States Opting For Income
Over Sales Taxes


Until 1986, most state and local taxes were deductible on federal tax returns. But in that year the tax code was amended to end this treatment for sales taxes, while keeping it for income and property taxes. As a result, when states move to raise taxes, they look more to income taxes -- relative to sales taxes -- than they did prior to 1986.

  • From 1984 to 1986 income tax hikes made up 30 percent of all state sales or personal income tax increases.

  • But from 1992 to 1994 that figure jumped to 43 percent.

  • In 1984 states adopted 13 sales tax hikes and only two income tax increases.

  • Yet ten years later there were 17 income tax hikes and only ten sales tax increases.

The same thing happened with regard to tax cuts.

  • In 1984, income tax cuts outnumbered sales tax cuts by a ratio of two-to-one.

  • By 1994, there were the same number of each.

This tax bias has substantial negative effects.

  • The encouragement this gives the states to tax production rather than consumption does significant economic damage by depressing economic growth.

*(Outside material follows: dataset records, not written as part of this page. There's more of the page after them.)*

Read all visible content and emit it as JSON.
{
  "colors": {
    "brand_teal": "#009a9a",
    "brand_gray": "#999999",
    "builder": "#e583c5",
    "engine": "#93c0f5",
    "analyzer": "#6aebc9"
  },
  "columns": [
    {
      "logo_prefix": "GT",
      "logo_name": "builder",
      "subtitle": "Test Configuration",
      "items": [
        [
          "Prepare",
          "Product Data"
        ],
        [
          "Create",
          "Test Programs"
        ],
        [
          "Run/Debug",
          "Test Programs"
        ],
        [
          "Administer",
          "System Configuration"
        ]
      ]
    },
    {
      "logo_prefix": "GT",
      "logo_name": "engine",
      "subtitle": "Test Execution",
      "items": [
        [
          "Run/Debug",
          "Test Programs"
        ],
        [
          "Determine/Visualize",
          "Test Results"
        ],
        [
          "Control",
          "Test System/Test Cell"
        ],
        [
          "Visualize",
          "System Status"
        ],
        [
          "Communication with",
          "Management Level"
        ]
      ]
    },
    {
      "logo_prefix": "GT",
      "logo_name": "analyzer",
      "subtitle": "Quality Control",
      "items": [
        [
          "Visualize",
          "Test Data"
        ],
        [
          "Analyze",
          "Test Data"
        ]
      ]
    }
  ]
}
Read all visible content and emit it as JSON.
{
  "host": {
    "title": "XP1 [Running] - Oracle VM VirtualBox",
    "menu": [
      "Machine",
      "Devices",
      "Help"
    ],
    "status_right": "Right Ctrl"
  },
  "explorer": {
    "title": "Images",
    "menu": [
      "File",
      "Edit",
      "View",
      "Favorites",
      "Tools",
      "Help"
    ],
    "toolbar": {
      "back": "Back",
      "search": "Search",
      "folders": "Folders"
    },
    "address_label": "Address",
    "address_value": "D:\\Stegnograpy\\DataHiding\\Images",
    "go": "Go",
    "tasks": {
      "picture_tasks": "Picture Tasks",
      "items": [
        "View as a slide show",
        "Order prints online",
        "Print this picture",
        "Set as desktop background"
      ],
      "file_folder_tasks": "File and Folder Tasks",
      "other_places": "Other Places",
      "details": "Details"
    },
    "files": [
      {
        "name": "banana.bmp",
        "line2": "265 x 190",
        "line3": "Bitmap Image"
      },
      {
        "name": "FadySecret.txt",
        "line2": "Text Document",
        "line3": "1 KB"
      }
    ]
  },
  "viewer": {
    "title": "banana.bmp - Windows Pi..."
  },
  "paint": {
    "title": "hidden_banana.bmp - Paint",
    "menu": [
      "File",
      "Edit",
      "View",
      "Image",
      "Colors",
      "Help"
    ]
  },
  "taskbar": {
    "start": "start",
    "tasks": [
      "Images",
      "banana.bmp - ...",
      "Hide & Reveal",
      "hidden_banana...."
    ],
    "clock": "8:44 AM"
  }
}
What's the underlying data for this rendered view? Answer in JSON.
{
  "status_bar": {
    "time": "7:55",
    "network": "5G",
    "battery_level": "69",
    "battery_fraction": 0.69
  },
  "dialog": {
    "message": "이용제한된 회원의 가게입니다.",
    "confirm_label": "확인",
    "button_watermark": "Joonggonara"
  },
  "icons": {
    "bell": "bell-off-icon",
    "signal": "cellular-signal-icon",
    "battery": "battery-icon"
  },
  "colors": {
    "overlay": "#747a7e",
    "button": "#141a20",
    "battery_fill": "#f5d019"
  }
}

  • Leading states to favor one kind of tax over another undermines our federalist system.

Some economists are advocating an end to deductibility for all state and local taxes -- which would be one of the effects of a flat tax. Reformers note that these write-offs simply encourage states to tax and spend more than they otherwise would. In effect, the federal tax code gives $50 billion a year in subsidies to state taxation.

Also, higher state taxing and spending is associated with lower economic growth according to a study by economist Richard Vedder of Ohio University.

  • Beginning in the 1960s, New York state started an upward tax spiral which placed a higher tax burden on its citizens than was in effect in neighboring states.

  • The result was that New York's rate of per capita income growth was less than that of any of its neighbors.

  • In fact, New Jersey's per capita income -- below that of New York in 1960 -- surpassed it by 1990.